Tiba-tiba, suara tawa rendah memenuhi ruangan. Sosok besar muncul di belakang altar, berbentuk manusia tetapi dengan kulit hitam legam dan mata menyala merah seperti api. Suaranya menggema di seluruh ruangan, memancarkan kekuatan dan ancaman.
“Selamat datang, para pemberani. Kalian berhasil mencapai inti dari labirin ini. Tapi aku penasaran, apakah kalian memiliki keberanian untuk menghadapi takdir kalian?”
Arlen maju selangkah, mengacungkan pedangnya ke arah sosok itu. “Kami tidak akan mundur. Apa pun takdir yang kau bicarakan, kami akan melawannya.”

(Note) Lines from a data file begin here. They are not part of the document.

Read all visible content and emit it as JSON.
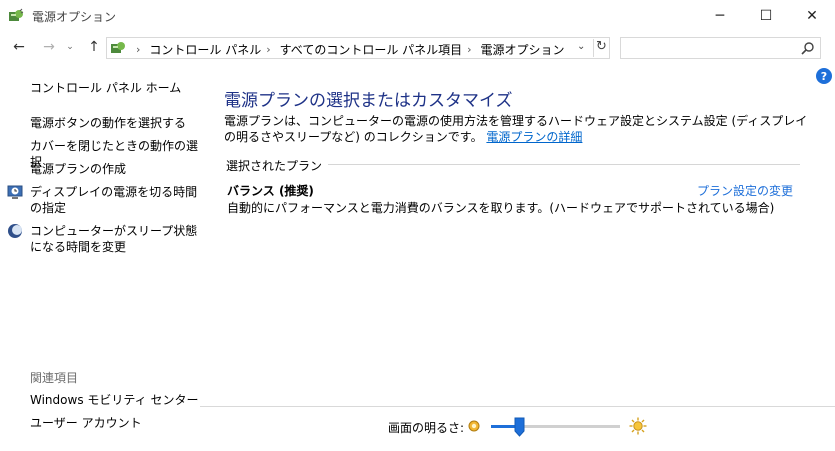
{
  "window": {
    "title": "電源オプション",
    "minimize_glyph": "─",
    "maximize_glyph": "☐",
    "close_glyph": "✕"
  },
  "nav": {
    "back_glyph": "←",
    "forward_glyph": "→",
    "history_glyph": "⌄",
    "up_glyph": "↑",
    "breadcrumbs": [
      "コントロール パネル",
      "すべてのコントロール パネル項目",
      "電源オプション"
    ],
    "breadcrumb_sep": "›",
    "dropdown_glyph": "⌄",
    "refresh_glyph": "↻",
    "search_placeholder": ""
  },
  "help_label": "?",
  "sidebar": {
    "home": "コントロール パネル ホーム",
    "links": [
      "電源ボタンの動作を選択する",
      "カバーを閉じたときの動作の選択",
      "電源プランの作成",
      "ディスプレイの電源を切る時間の指定",
      "コンピューターがスリープ状態になる時間を変更"
    ],
    "see_also": "関連項目",
    "see_also_links": [
      "Windows モビリティ センター",
      "ユーザー アカウント"
    ]
  },
  "main": {
    "heading": "電源プランの選択またはカスタマイズ",
    "description": "電源プランは、コンピューターの電源の使用方法を管理するハードウェア設定とシステム設定 (ディスプレイの明るさやスリープなど) のコレクションです。",
    "description_link": "電源プランの詳細",
    "group_label": "選択されたプラン",
    "plan": {
      "name": "バランス (推奨)",
      "change_link": "プラン設定の変更",
      "description": "自動的にパフォーマンスと電力消費のバランスを取ります。(ハードウェアでサポートされている場合)"
    }
  },
  "bottom": {
    "brightness_label": "画面の明るさ:",
    "brightness_value": 0.22
  },
  "colors": {
    "heading": "#1e3287",
    "link": "#0066cc",
    "accent": "#1e6fd9"
  },
  "icons": {
    "app": "power-options-icon",
    "display_link": "display-clock-icon",
    "sleep_link": "moon-icon",
    "dim": "sun-dim-icon",
    "bright": "sun-bright-icon",
    "search": "search-icon"
  }
}
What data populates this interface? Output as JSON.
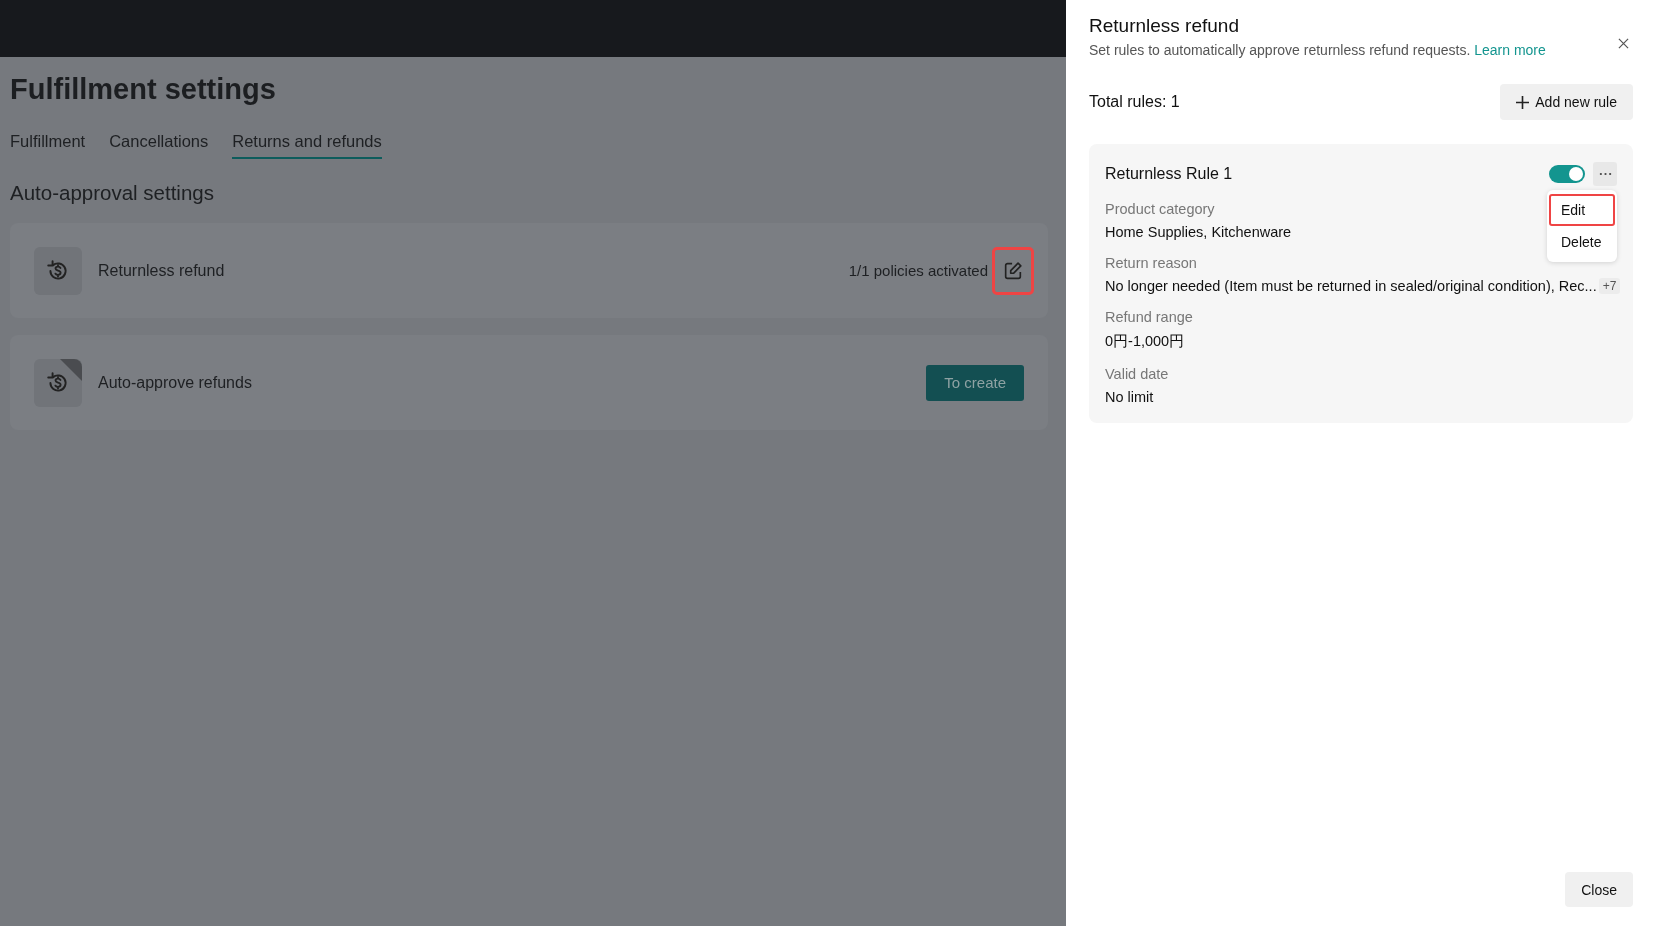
{
  "page": {
    "title": "Fulfillment settings",
    "tabs": [
      {
        "label": "Fulfillment",
        "selected": false
      },
      {
        "label": "Cancellations",
        "selected": false
      },
      {
        "label": "Returns and refunds",
        "selected": true
      }
    ],
    "section_title": "Auto-approval settings",
    "cards": [
      {
        "kind": "status",
        "title": "Returnless refund",
        "status": "1/1 policies activated",
        "highlighted": true
      },
      {
        "kind": "create",
        "title": "Auto-approve refunds",
        "button": "To create",
        "ribbon": true
      }
    ]
  },
  "drawer": {
    "title": "Returnless refund",
    "description": "Set rules to automatically approve returnless refund requests.",
    "link": "Learn more",
    "total": "Total rules: 1",
    "add_button": "Add new rule",
    "rules": [
      {
        "name": "Returnless Rule 1",
        "enabled": true,
        "menu": [
          {
            "label": "Edit",
            "highlighted": true
          },
          {
            "label": "Delete",
            "highlighted": false
          }
        ],
        "fields": [
          {
            "label": "Product category",
            "value": "Home Supplies, Kitchenware"
          },
          {
            "label": "Return reason",
            "value": "No longer needed (Item must be returned in sealed/original condition), Rec...",
            "more": "+7"
          },
          {
            "label": "Refund range",
            "value": "0円-1,000円"
          },
          {
            "label": "Valid date",
            "value": "No limit"
          }
        ]
      }
    ],
    "close_button": "Close"
  }
}
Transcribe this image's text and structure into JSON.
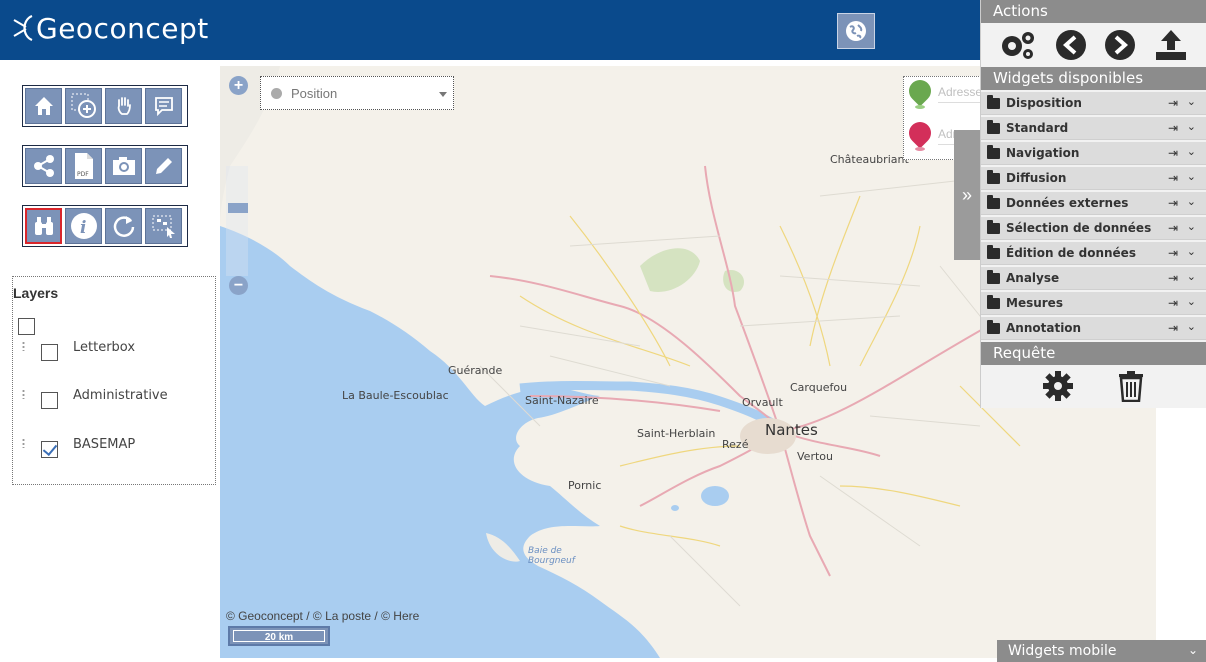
{
  "header": {
    "logo_text": "Geoconcept"
  },
  "toolbar": {
    "row1": [
      "home-icon",
      "zoom-rectangle-icon",
      "pan-hand-icon",
      "tooltip-icon"
    ],
    "row2": [
      "share-icon",
      "pdf-export-icon",
      "camera-icon",
      "pencil-icon"
    ],
    "row3": [
      "binoculars-icon",
      "info-icon",
      "refresh-icon",
      "select-box-icon"
    ],
    "active": "binoculars-icon"
  },
  "layers": {
    "title": "Layers",
    "items": [
      {
        "label": "Letterbox",
        "checked": false
      },
      {
        "label": "Administrative",
        "checked": false
      },
      {
        "label": "BASEMAP",
        "checked": true
      }
    ]
  },
  "map": {
    "position_placeholder": "Position",
    "start_placeholder": "Adresse",
    "end_placeholder": "Adresse",
    "attribution": "© Geoconcept / © La poste / © Here",
    "scale_label": "20 km",
    "labels": {
      "chateaubriant": "Châteaubriant",
      "guerande": "Guérande",
      "labaule": "La Baule-Escoublac",
      "saintnazaire": "Saint-Nazaire",
      "carquefou": "Carquefou",
      "orvault": "Orvault",
      "saintherblain": "Saint-Herblain",
      "nantes": "Nantes",
      "reze": "Rezé",
      "vertou": "Vertou",
      "pornic": "Pornic",
      "baie": "Baie de Bourgneuf"
    }
  },
  "panel": {
    "actions_title": "Actions",
    "widgets_title": "Widgets disponibles",
    "widgets": [
      "Disposition",
      "Standard",
      "Navigation",
      "Diffusion",
      "Données externes",
      "Sélection de données",
      "Édition de données",
      "Analyse",
      "Mesures",
      "Annotation"
    ],
    "request_title": "Requête"
  },
  "mobile": {
    "label": "Widgets mobile"
  },
  "colors": {
    "header": "#0a4a8c",
    "tool": "#7c93b8",
    "panel_header": "#8c8c8c",
    "sea": "#a9cdf0",
    "land": "#f4f1ea"
  }
}
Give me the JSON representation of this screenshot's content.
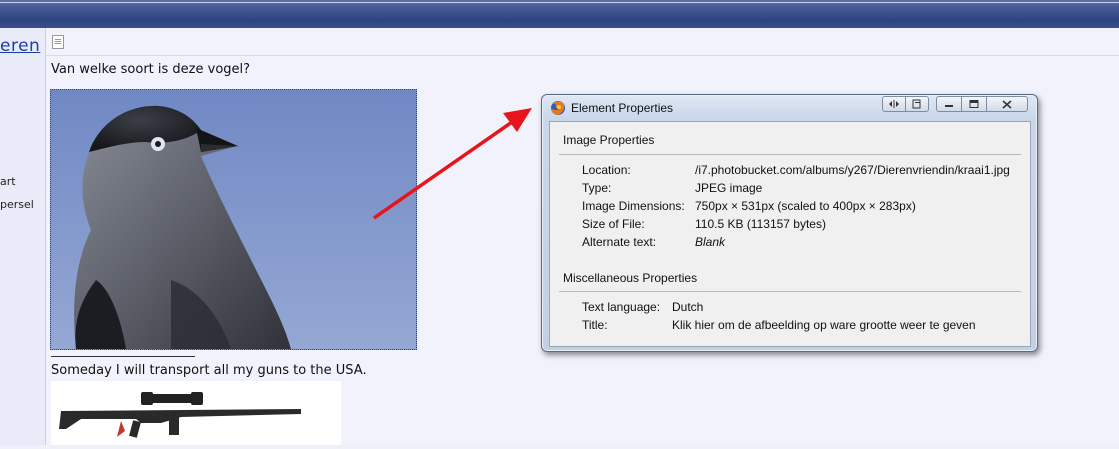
{
  "left_panel": {
    "link": "eren",
    "items": [
      "art",
      "persel"
    ]
  },
  "post": {
    "question": "Van welke soort is deze vogel?",
    "signature": "Someday I will transport all my guns to the USA."
  },
  "dialog": {
    "title": "Element Properties",
    "section1": {
      "title": "Image Properties",
      "rows": [
        {
          "label": "Location:",
          "value": "/i7.photobucket.com/albums/y267/Dierenvriendin/kraai1.jpg"
        },
        {
          "label": "Type:",
          "value": "JPEG image"
        },
        {
          "label": "Image Dimensions:",
          "value": "750px × 531px (scaled to 400px × 283px)"
        },
        {
          "label": "Size of File:",
          "value": "110.5 KB (113157 bytes)"
        },
        {
          "label": "Alternate text:",
          "value": "Blank"
        }
      ]
    },
    "section2": {
      "title": "Miscellaneous Properties",
      "rows": [
        {
          "label": "Text language:",
          "value": "Dutch"
        },
        {
          "label": "Title:",
          "value": "Klik hier om de afbeelding op ware grootte weer te geven"
        }
      ]
    }
  },
  "colors": {
    "arrow": "#e8141c",
    "link": "#1a3ea8",
    "header": "#2e4380"
  }
}
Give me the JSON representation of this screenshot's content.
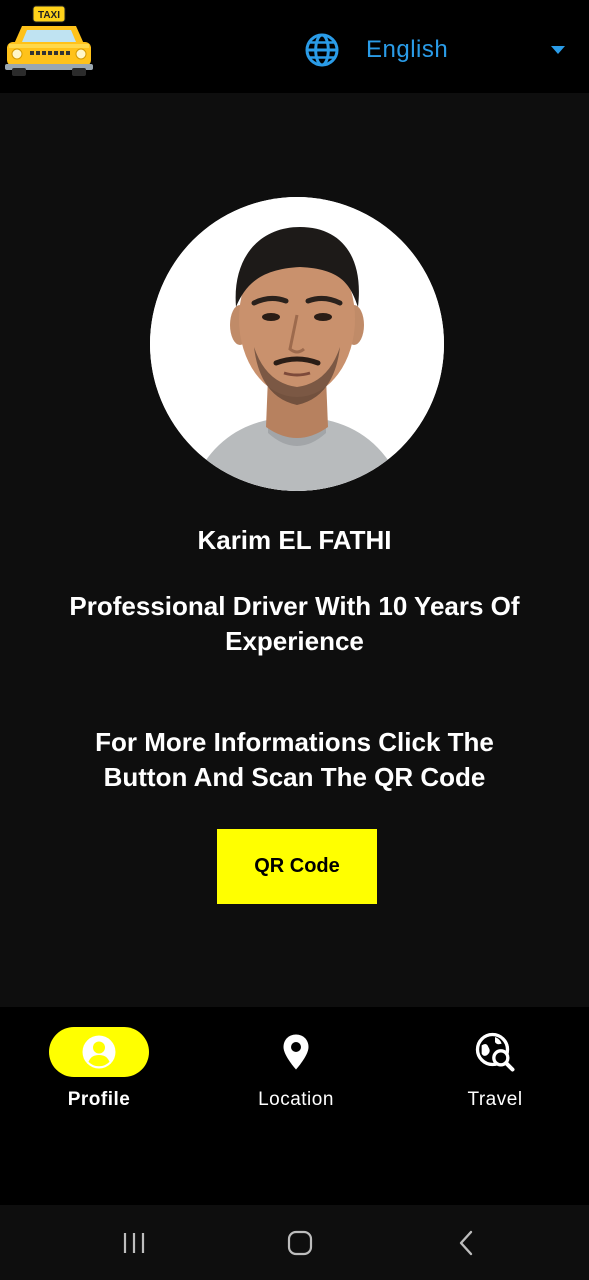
{
  "header": {
    "logo_text": "TAXI",
    "language": "English"
  },
  "profile": {
    "name": "Karim EL FATHI",
    "subtitle": "Professional Driver With 10 Years Of Experience",
    "info": "For More Informations Click The Button And Scan The QR Code",
    "qr_button_label": "QR Code"
  },
  "nav": {
    "items": [
      {
        "label": "Profile",
        "icon": "person-icon",
        "active": true
      },
      {
        "label": "Location",
        "icon": "location-pin-icon",
        "active": false
      },
      {
        "label": "Travel",
        "icon": "travel-explore-icon",
        "active": false
      }
    ]
  },
  "colors": {
    "accent": "#ffff00",
    "language_text": "#2a9ce8",
    "background": "#0e0e0e",
    "bar": "#000000"
  },
  "system_nav": {
    "buttons": [
      "recent-apps-icon",
      "home-icon",
      "back-icon"
    ]
  }
}
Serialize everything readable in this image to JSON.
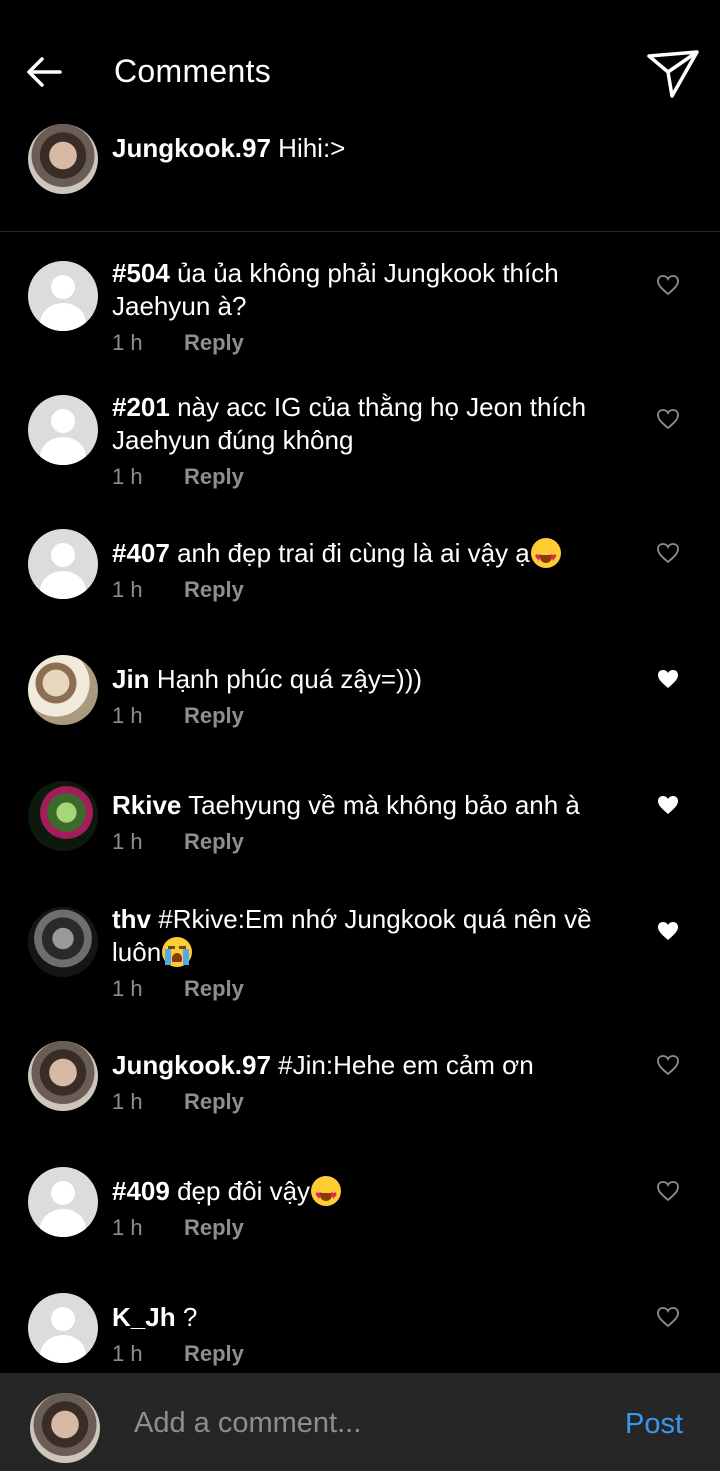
{
  "header": {
    "title": "Comments"
  },
  "caption": {
    "username": "Jungkook.97",
    "text": "Hihi:>"
  },
  "comments": [
    {
      "username": "#504",
      "text": "ủa ủa không phải Jungkook thích Jaehyun à?",
      "time": "1 h",
      "reply": "Reply",
      "liked": false
    },
    {
      "username": "#201",
      "text": "này acc IG của thằng họ Jeon thích Jaehyun đúng không",
      "time": "1 h",
      "reply": "Reply",
      "liked": false
    },
    {
      "username": "#407",
      "text": "anh đẹp trai đi cùng là ai vậy ạ",
      "emoji": "heart-eyes-emoji",
      "time": "1 h",
      "reply": "Reply",
      "liked": false
    },
    {
      "username": "Jin",
      "text": "Hạnh phúc quá zậy=)))",
      "time": "1 h",
      "reply": "Reply",
      "liked": true
    },
    {
      "username": "Rkive",
      "text": "Taehyung về mà không bảo anh à",
      "time": "1 h",
      "reply": "Reply",
      "liked": true
    },
    {
      "username": "thv",
      "text": "#Rkive:Em nhớ Jungkook quá nên về luôn",
      "emoji": "loudly-crying-emoji",
      "time": "1 h",
      "reply": "Reply",
      "liked": true
    },
    {
      "username": "Jungkook.97",
      "text": "#Jin:Hehe em cảm ơn",
      "time": "1 h",
      "reply": "Reply",
      "liked": false
    },
    {
      "username": "#409",
      "text": "đẹp đôi vậy",
      "emoji": "heart-eyes-emoji",
      "time": "1 h",
      "reply": "Reply",
      "liked": false
    },
    {
      "username": "K_Jh",
      "text": "?",
      "time": "1 h",
      "reply": "Reply",
      "liked": false
    }
  ],
  "footer": {
    "placeholder": "Add a comment...",
    "post_label": "Post"
  },
  "colors": {
    "background": "#000000",
    "footer_bg": "#262626",
    "muted_text": "#8e8e8e",
    "post_blue": "#3897f0"
  },
  "icons": {
    "back": "arrow-left-icon",
    "share": "paper-plane-icon",
    "like": "heart-icon"
  }
}
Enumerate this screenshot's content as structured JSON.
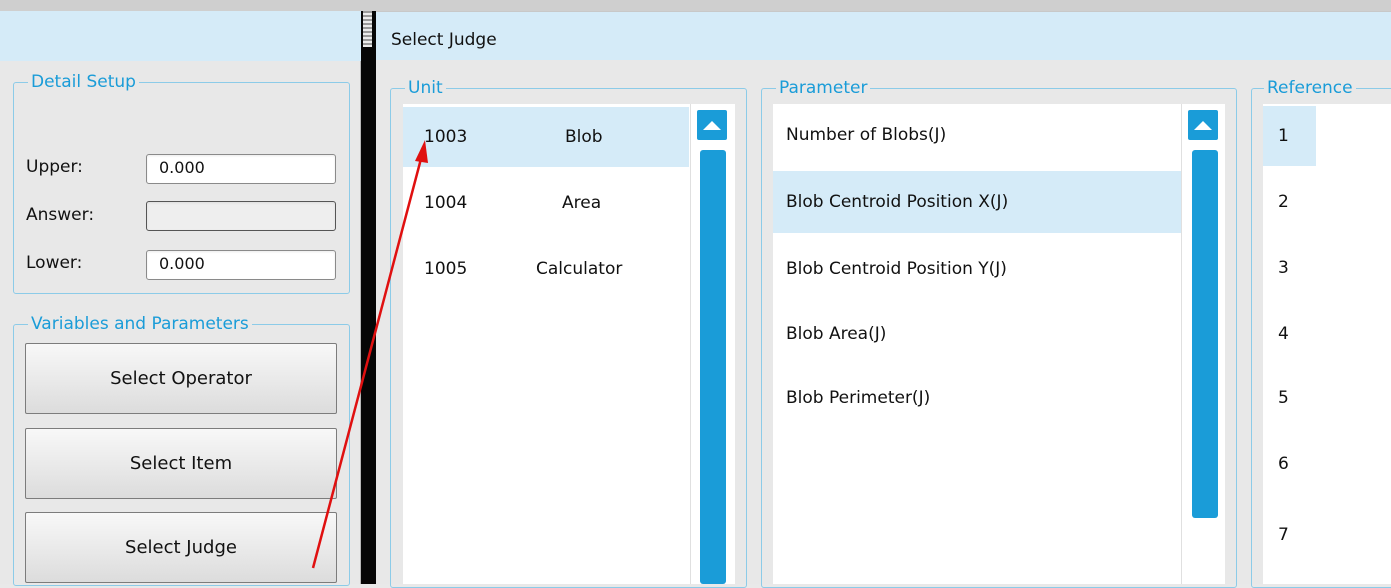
{
  "left_panel": {
    "detail_setup": {
      "title": "Detail Setup",
      "upper_label": "Upper:",
      "upper_value": "0.000",
      "answer_label": "Answer:",
      "answer_value": "",
      "lower_label": "Lower:",
      "lower_value": "0.000"
    },
    "variables": {
      "title": "Variables and Parameters",
      "select_operator": "Select Operator",
      "select_item": "Select Item",
      "select_judge": "Select Judge"
    }
  },
  "right_panel": {
    "title": "Select Judge",
    "unit": {
      "title": "Unit",
      "rows": [
        {
          "id": "1003",
          "name": "Blob",
          "selected": true
        },
        {
          "id": "1004",
          "name": "Area",
          "selected": false
        },
        {
          "id": "1005",
          "name": "Calculator",
          "selected": false
        }
      ]
    },
    "parameter": {
      "title": "Parameter",
      "rows": [
        {
          "label": "Number of Blobs(J)",
          "selected": false
        },
        {
          "label": "Blob Centroid Position X(J)",
          "selected": true
        },
        {
          "label": "Blob Centroid Position Y(J)",
          "selected": false
        },
        {
          "label": "Blob Area(J)",
          "selected": false
        },
        {
          "label": "Blob Perimeter(J)",
          "selected": false
        }
      ]
    },
    "reference": {
      "title": "Reference",
      "rows": [
        "1",
        "2",
        "3",
        "4",
        "5",
        "6",
        "7"
      ]
    }
  },
  "colors": {
    "accent": "#1a9cd8",
    "header_bg": "#d5ebf8",
    "annotation_arrow": "#e01010"
  },
  "icons": {
    "scroll_up": "triangle-up-icon",
    "annotation": "red-arrow"
  }
}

Sosok itu tersenyum, menunjukkan deretan gigi tajam yang menyeramkan. “Bagus. Tapi ingat, setiap pilihan memiliki harga. Dan tidak semua dari kalian akan keluar hidup-hidup.”
Mata Finn membelalak. “Apa maksudnya? Apa yang dia rencanakan?”
Sebelum mereka bisa bertanya lebih jauh, lantai di bawah mereka retak, membentuk lingkaran bercahaya yang memisahkan mereka ke sudut-sudut ruangan. Sang Bijak berteriak, mencoba memberi peringatan, tetapi suaranya terputus oleh raungan keras. Mereka semua terlempar ke kegelapan, masing-masing sendirian menghadapi apa yang ada di depan.